February 12, 200619 yr Here's the problem in a nutshell: Structure: Customers <-> Invoices <-> LineItems <-> Products Mission: Find customers who have bought, at any time, both Product X and Product Y - using only stored fields for the find.
February 12, 200619 yr Oh sure, you finally post your own topic, and it's a tough one! Go figure. Anyway, I don't think this find could be done in one stage. I think you'd need to find the customers for Product X, then use the IDs from the result to either filter a relationship to Customers via Product Y, or find separately for Product Y, then use the FilterValues() function to show the intersection of the two ID lists, and jump to the related Customers.
February 13, 200619 yr i dunno... maybe this is a stupid question... but why not search through a portal to products on the customers layout.. search product x, then constrain to product y?
February 13, 200619 yr Author I thought about filtering value lists in a cascade (there also might be product z, etc.), but I wonder if such complexity would at the end show a speed improvement over a find on related.

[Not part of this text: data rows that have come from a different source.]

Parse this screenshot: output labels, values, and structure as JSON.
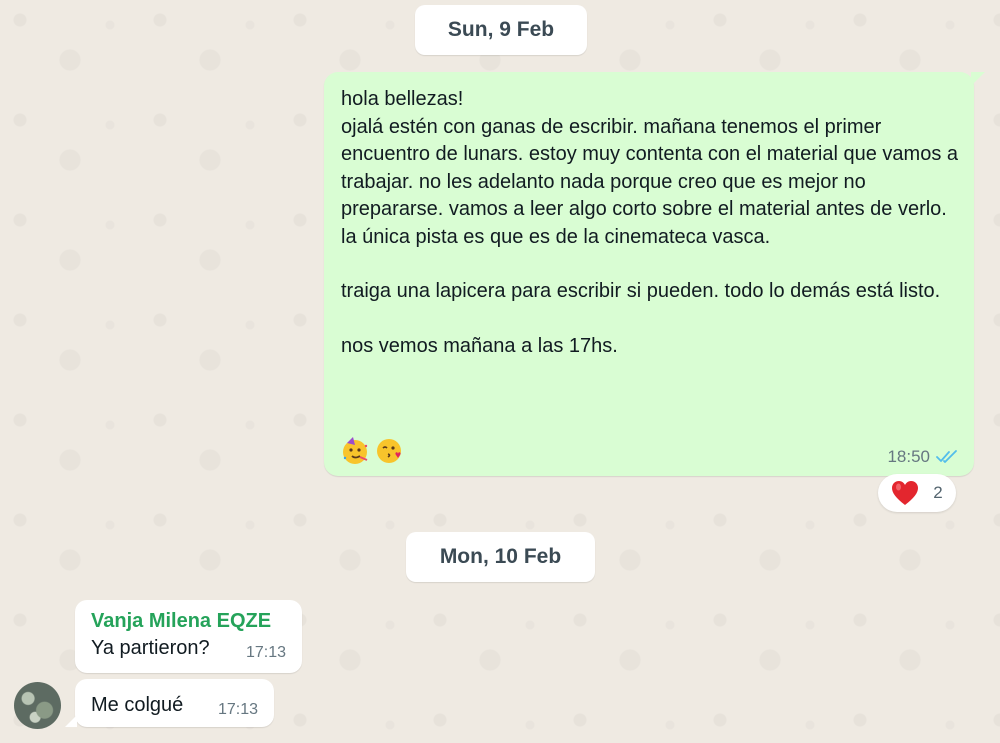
{
  "chat": {
    "date_1": "Sun, 9 Feb",
    "date_2": "Mon, 10 Feb",
    "outgoing": {
      "p1": "hola bellezas!\nojalá estén con ganas de escribir. mañana tenemos el primer encuentro de lunars. estoy muy contenta con el material que vamos a trabajar. no les adelanto nada porque creo que es mejor no prepararse. vamos a leer algo corto sobre el material antes de verlo. la única pista es que es de la cinemateca vasca.",
      "p2": "traiga una lapicera para escribir si pueden. todo lo demás está listo.",
      "p3": "nos vemos mañana a las 17hs.",
      "emojis": [
        "party-face-emoji",
        "kissing-face-emoji"
      ],
      "time": "18:50",
      "status_icon": "double-check-icon",
      "status_color": "#53bdeb",
      "bubble_color": "#d9fdd3"
    },
    "reaction": {
      "emoji": "red-heart-emoji",
      "count": "2"
    },
    "incoming": [
      {
        "sender": "Vanja Milena EQZE",
        "text": "Ya partieron?",
        "time": "17:13"
      },
      {
        "text": "Me colgué",
        "time": "17:13"
      }
    ],
    "sender_color": "#25a35a",
    "background_color": "#efeae2"
  }
}
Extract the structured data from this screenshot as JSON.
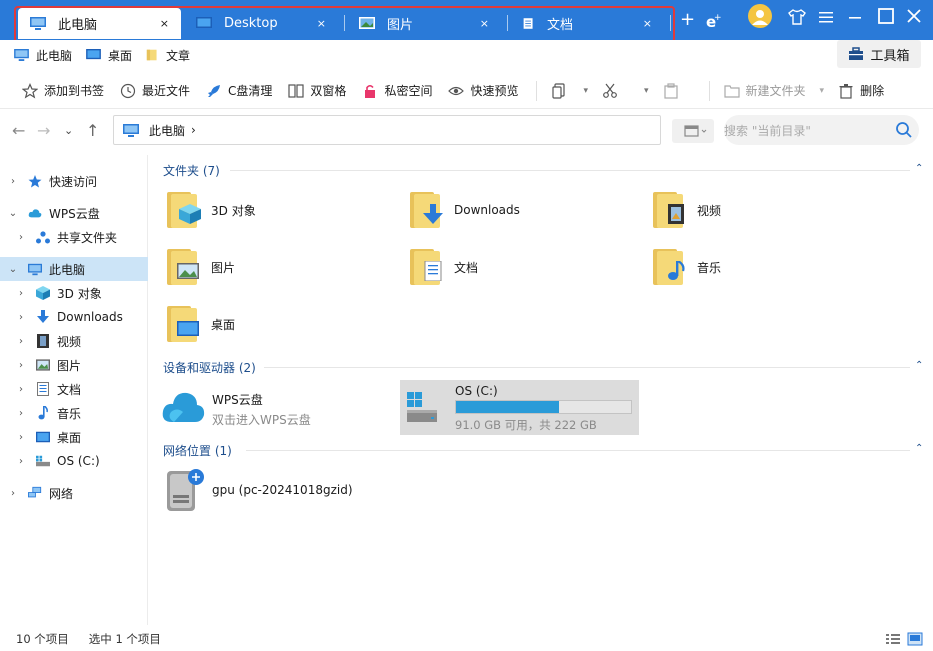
{
  "tabs": [
    {
      "label": "此电脑",
      "close": "×",
      "icon": "computer-icon"
    },
    {
      "label": "Desktop",
      "close": "×",
      "icon": "desktop-icon"
    },
    {
      "label": "图片",
      "close": "×",
      "icon": "pictures-icon"
    },
    {
      "label": "文档",
      "close": "×",
      "icon": "document-icon"
    }
  ],
  "titlebar": {
    "new_tab": "+",
    "accent": "#2a7ad8",
    "highlight": "#e03a3a"
  },
  "bookmarks": [
    {
      "label": "此电脑",
      "icon": "computer-icon"
    },
    {
      "label": "桌面",
      "icon": "desktop-icon"
    },
    {
      "label": "文章",
      "icon": "folder-icon"
    }
  ],
  "toolbox_label": "工具箱",
  "commands": [
    {
      "label": "添加到书签",
      "icon": "star-icon"
    },
    {
      "label": "最近文件",
      "icon": "clock-icon"
    },
    {
      "label": "C盘清理",
      "icon": "rocket-icon"
    },
    {
      "label": "双窗格",
      "icon": "dual-pane-icon"
    },
    {
      "label": "私密空间",
      "icon": "lock-icon"
    },
    {
      "label": "快速预览",
      "icon": "eye-icon"
    }
  ],
  "commands_right": {
    "new_folder": "新建文件夹",
    "delete": "删除"
  },
  "address": {
    "path": "此电脑",
    "separator": "›"
  },
  "search": {
    "placeholder": "搜索 \"当前目录\""
  },
  "sidebar": [
    {
      "label": "快速访问",
      "chev": "›",
      "icon": "star-icon"
    },
    {
      "label": "WPS云盘",
      "chev": "⌄",
      "icon": "cloud-icon"
    },
    {
      "label": "共享文件夹",
      "chev": "›",
      "icon": "share-icon"
    },
    {
      "label": "此电脑",
      "chev": "⌄",
      "icon": "computer-icon"
    },
    {
      "label": "3D 对象",
      "chev": "›",
      "icon": "cube-icon"
    },
    {
      "label": "Downloads",
      "chev": "›",
      "icon": "download-icon"
    },
    {
      "label": "视频",
      "chev": "›",
      "icon": "video-icon"
    },
    {
      "label": "图片",
      "chev": "›",
      "icon": "pictures-icon"
    },
    {
      "label": "文档",
      "chev": "›",
      "icon": "document-icon"
    },
    {
      "label": "音乐",
      "chev": "›",
      "icon": "music-icon"
    },
    {
      "label": "桌面",
      "chev": "›",
      "icon": "desktop-icon"
    },
    {
      "label": "OS (C:)",
      "chev": "›",
      "icon": "drive-icon"
    },
    {
      "label": "网络",
      "chev": "›",
      "icon": "network-icon"
    }
  ],
  "groups": {
    "folders": "文件夹 (7)",
    "devices": "设备和驱动器 (2)",
    "network": "网络位置 (1)"
  },
  "folders": [
    {
      "label": "3D 对象",
      "icon": "cube-icon"
    },
    {
      "label": "Downloads",
      "icon": "download-icon"
    },
    {
      "label": "视频",
      "icon": "video-icon"
    },
    {
      "label": "图片",
      "icon": "pictures-icon"
    },
    {
      "label": "文档",
      "icon": "document-icon"
    },
    {
      "label": "音乐",
      "icon": "music-icon"
    },
    {
      "label": "桌面",
      "icon": "desktop-icon"
    }
  ],
  "devices": {
    "wps": {
      "name": "WPS云盘",
      "sub": "双击进入WPS云盘"
    },
    "os": {
      "name": "OS (C:)",
      "used_fraction": 0.59,
      "sub": "91.0 GB 可用，共 222 GB"
    }
  },
  "network_items": [
    {
      "label": "gpu (pc-20241018gzid)"
    }
  ],
  "status": {
    "count": "10 个项目",
    "selected": "选中 1 个项目"
  }
}
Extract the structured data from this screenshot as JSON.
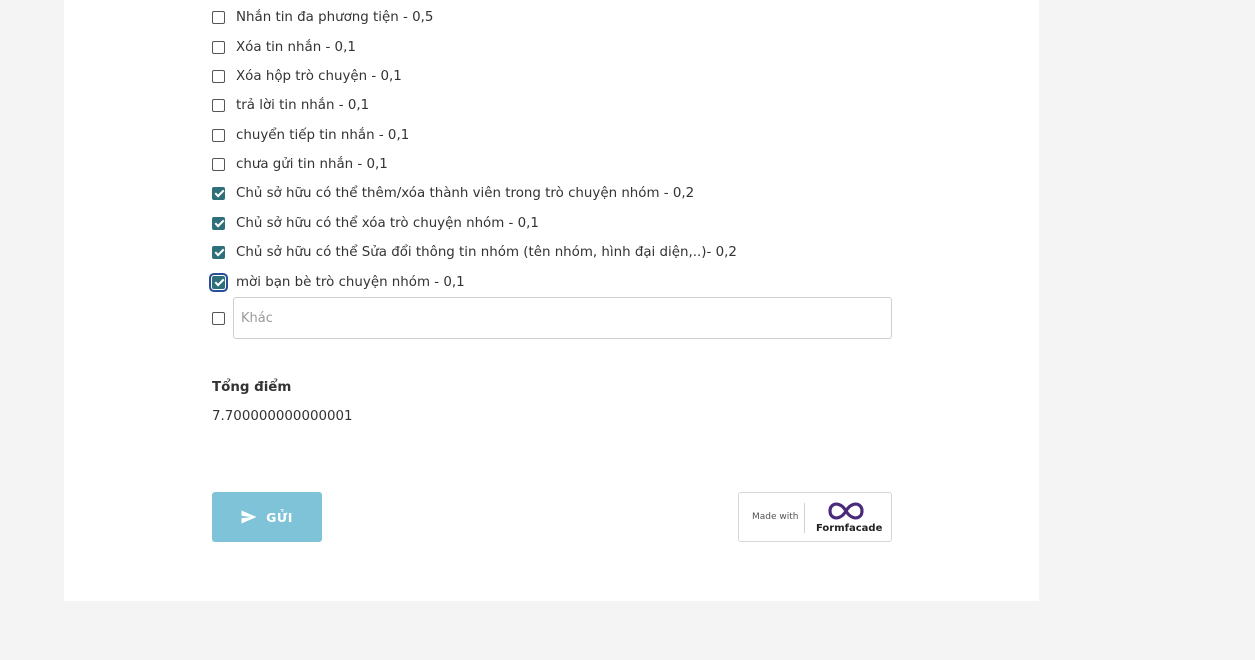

I suppose normalizing has its down sides...
February 13, 200619 yr Author Well, it seems to work - but it's not for the faint-hearted... FindCustProd.fp7.zip
February 13, 200619 yr Author Here's essentially the same thing, somewhat simplified by using a value list. FindCustProd2.fp7.zip
February 13, 200619 yr Looks good. Starting in the Product table allows for the more general case, allowing any number of products. Performance-wise it looks reasonable. For a max of n customers who have ordered the selected products, and m products in the found set of products, there would be O(n*m) operations, including the building of value lists (I don't know what effect the FilterValues() function itself has on performance.)
February 13, 200619 yr Author It still feels a bit esoteric to me. There should be a more straightforward way to do this. This has, IMHO, wider implementations than my example: we keep telling people to split attributes off to a related table - but often there will be a requirement to find objects with a particular combination of attributes, e.g. a computer with both Excel and Filemaker installed, or a person that works for Company A and lives in Town X.
February 13, 200619 yr I don't know why I didn't think of it earlier, but this seems to work: Perform a traditional Find for those Customers having Product X, then constrain that found set by those having Product Y. Same idea could be used in those other implementations.
February 13, 200619 yr Author Huh? Can you play this again - at half-speed? What is a "traditional Find for those Customers having Product X"? Wouldn't that be searching on related fields?
February 14, 200619 yr What is a "traditional Find for those Customers having Product X"? In the Customer layout, perform a Find for Product X (in the portal,) then enter Find Mode again, and enter Product Y (again, in the portal.) Then select Constrain Found Set. Wouldn't that be searching on related fields? Sure, but that shouldn't matter. FM7/8 is pretty quick about searching related fields.
February 14, 200619 yr That was searching on an unstored calc, like an aggregate function count() or sum(). That is still a problem.
February 14, 200619 yr Ender: of course! In FMP 7/8 a related field isn't (necessarily) an unstored calculation, especially since there is no need to pipeline data across relationships like in FMP 6.
February 14, 200619 yr Author I am sure the difference between searching an unstored calc vs. an indexed field is much more dramatic than the difference between searching a related field vs. a local one. However, my test shows that searching in the table where the actual fields are *is* faster.
February 14, 200619 yr However, my test shows that searching in the table where the actual fields are *is* faster. My thoughts as well, but I wonder if a selfjoin makes any difference (well it doesn't really make too much sense either) ...I came to think of Jon Rosens old...old AND find from way before constrain found set arrived. What he did was making the search by adding multible values in a repeating calcfield that only references the records value sans Extend( . - Perhaps it still has some bite to it because it only uses the behind the screens algorithm once, and not twice as constrain in the modern way would. --sd
February 14, 200619 yr However, my test shows that searching in the table where the actual fields are *is* faster. Sure, but it's not that bad. Less than 10 seconds in my tests with Server hosting.
February 14, 200619 yr Sure, but it's not that bad. Less than 10 seconds in my tests with Server hosting. But I seems to remember something "packetwatching" ...that means first attemt is going to build a virtual index while second time around it's done, the search is faster until the index vanishes into thin air ...say by opening another layout?? --sd
February 14, 200619 yr Author Wouldn't the same be true for a flat file on a stand-alone computer? I am not sure the index needs to remain virtual here - why couldn't the local index be used over a relationship? Anyway, I gather this technique has no earth-shattering impact. Still, scripting a "traditional" find based on a found set in Products is no picnic either, so it may have some use after all.